彼时沈清寒靠在他肩头,闻着他身上淡淡的草木与刀刃气息,心头沉溺在这份温柔之中,几乎要忘了自己身负满门血仇,忘了两人之间隔着倾覆的王朝、血海深恨。

他那时天真以为,这般平淡相守,便能岁岁年年长久下去。

可他藏在心底的前朝皇子身份,谢临渊藏在心底逐鹿天下的野心,还有远在都城暗处,早已听闻谢临渊踪迹、满心嫉妒的苏瑾之,都在暗处静静蛰伏,等待打碎这份短暂温柔的时机。

三载光阴,温柔似一场易碎幻梦,每一寸暖意,日后都会化作凌迟两人的刀。

这年深秋,山下传来乱世诸侯起兵征战的号角声,连绵不绝,响彻整片山林。

谢临渊站在庐外山巅,望着都城方向,眼底翻涌着野心与决绝。乱世纷争不休,百姓流离失所,他不能一辈子困在深山草庐,他要起兵,要夺权,要结束这分崩离析的世道。

他转身回到草庐,看见沈清寒正坐在灶台边,低头细细研磨草药,侧脸安静柔和,火光落在他苍白面颊上,温柔得让人心尖发颤。

谢临渊走到他身侧,蹲下身,轻轻握住他的手,指尖微微收紧,语气藏着难以掩饰的不舍:“清寒,我要下山起兵了。”

沈清寒研磨药草的动作骤然顿住,心头猛地一沉,喉间涌上熟悉的腥甜,他死死咽了回去,抬眼看向谢临渊,眼底藏着一丝不易察觉的慌乱。

“非去不可吗?”他声音轻得发飘。

“是。”谢临渊颔首,眼底是少年人不灭的壮志,“乱世不宁,百姓受难,我要争这天下,给世人安稳,也给你一个不用躲藏、无人敢欺的来日。”

沈清寒垂眸,长长的睫毛遮住眼底翻涌的酸涩与恐惧。他怕,怕谢临渊夺得天下,便是覆灭他沈家故国之人;怕两人终究站在对立两端,昔日山间温情,尽数化为泡影。

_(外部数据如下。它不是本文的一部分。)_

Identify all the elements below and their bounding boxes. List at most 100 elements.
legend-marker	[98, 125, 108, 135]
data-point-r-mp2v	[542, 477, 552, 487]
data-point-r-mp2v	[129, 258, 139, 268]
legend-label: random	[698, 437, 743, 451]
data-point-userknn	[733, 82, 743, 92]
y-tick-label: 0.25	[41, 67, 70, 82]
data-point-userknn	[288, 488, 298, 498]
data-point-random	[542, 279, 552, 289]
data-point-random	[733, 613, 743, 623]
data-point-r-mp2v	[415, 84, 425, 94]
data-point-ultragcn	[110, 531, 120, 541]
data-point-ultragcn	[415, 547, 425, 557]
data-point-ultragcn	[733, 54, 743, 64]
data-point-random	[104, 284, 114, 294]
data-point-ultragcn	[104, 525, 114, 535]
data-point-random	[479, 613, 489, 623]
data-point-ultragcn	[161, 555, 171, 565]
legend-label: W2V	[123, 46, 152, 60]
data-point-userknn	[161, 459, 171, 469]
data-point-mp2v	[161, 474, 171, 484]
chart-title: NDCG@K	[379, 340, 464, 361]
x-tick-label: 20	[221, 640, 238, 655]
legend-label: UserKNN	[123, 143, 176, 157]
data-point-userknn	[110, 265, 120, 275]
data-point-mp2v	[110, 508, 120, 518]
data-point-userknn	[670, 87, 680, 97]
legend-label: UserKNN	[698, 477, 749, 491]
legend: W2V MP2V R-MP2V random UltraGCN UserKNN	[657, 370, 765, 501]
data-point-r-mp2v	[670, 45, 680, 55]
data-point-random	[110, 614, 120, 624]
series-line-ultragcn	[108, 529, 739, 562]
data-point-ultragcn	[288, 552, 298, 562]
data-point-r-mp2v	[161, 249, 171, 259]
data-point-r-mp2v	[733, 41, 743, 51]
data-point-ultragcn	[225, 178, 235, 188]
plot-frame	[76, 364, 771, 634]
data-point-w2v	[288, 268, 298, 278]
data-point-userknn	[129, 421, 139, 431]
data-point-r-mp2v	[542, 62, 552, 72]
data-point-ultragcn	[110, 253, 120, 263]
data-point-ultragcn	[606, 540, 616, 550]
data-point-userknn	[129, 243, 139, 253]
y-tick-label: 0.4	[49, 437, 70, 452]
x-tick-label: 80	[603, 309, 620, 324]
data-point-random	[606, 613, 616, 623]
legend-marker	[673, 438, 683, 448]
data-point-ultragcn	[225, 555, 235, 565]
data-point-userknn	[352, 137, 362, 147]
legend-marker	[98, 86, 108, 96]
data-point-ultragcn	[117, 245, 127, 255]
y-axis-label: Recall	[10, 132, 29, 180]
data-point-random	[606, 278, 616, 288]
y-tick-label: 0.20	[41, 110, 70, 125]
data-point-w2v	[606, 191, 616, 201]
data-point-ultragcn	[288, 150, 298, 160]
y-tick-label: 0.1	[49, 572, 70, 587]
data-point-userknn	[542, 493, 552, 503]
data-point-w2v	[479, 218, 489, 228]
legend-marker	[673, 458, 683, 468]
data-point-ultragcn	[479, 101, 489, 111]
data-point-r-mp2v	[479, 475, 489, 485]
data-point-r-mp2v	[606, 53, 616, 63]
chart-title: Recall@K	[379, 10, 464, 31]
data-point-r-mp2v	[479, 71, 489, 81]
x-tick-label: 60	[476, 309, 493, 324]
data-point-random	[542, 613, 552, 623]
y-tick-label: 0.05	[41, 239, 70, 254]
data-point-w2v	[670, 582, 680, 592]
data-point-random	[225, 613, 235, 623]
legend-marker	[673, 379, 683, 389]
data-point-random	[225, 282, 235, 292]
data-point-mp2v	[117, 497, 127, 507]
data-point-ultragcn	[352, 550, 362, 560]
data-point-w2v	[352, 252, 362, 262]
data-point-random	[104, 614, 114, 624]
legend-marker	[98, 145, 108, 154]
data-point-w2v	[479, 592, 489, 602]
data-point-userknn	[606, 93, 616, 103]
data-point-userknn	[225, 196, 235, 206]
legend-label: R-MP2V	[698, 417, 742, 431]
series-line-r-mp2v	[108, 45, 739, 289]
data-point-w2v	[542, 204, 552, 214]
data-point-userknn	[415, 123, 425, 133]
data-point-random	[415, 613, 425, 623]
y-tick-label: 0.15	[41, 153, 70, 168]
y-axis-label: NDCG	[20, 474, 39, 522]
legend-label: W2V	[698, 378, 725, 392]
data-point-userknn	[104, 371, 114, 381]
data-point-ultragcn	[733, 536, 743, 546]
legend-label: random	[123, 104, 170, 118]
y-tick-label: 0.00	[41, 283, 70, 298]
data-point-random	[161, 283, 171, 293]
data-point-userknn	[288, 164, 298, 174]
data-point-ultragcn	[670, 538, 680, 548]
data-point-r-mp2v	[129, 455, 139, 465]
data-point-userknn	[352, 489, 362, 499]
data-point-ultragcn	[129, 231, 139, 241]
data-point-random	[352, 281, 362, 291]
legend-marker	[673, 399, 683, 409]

可他看着谢临渊眼底滚烫的期许,半句阻拦的话,终究说不出口。

“我等你。”良久,沈清寒轻轻开口,指尖攥紧袖中那枚完整温玉,“无论多久,我都在此草庐,等你归来。”

谢临渊心头一软,将他紧紧拥入怀中,力道重得似要将人揉进骨血,低声呢喃:“等我站稳根基,必定立刻回来接你,此生绝不负你。”

相拥之时,无人知晓,山下官道之上,太傅之子苏瑾之一身锦衣,静静立于密林阴影之中,将草庐内相拥的两人尽收眼底,眼底翻涌着浓烈到扭曲的嫉妒与阴毒算计。

幻梦将碎,刀光将至。

三载山庐同心,不过是一场注定落幕的短暂温存。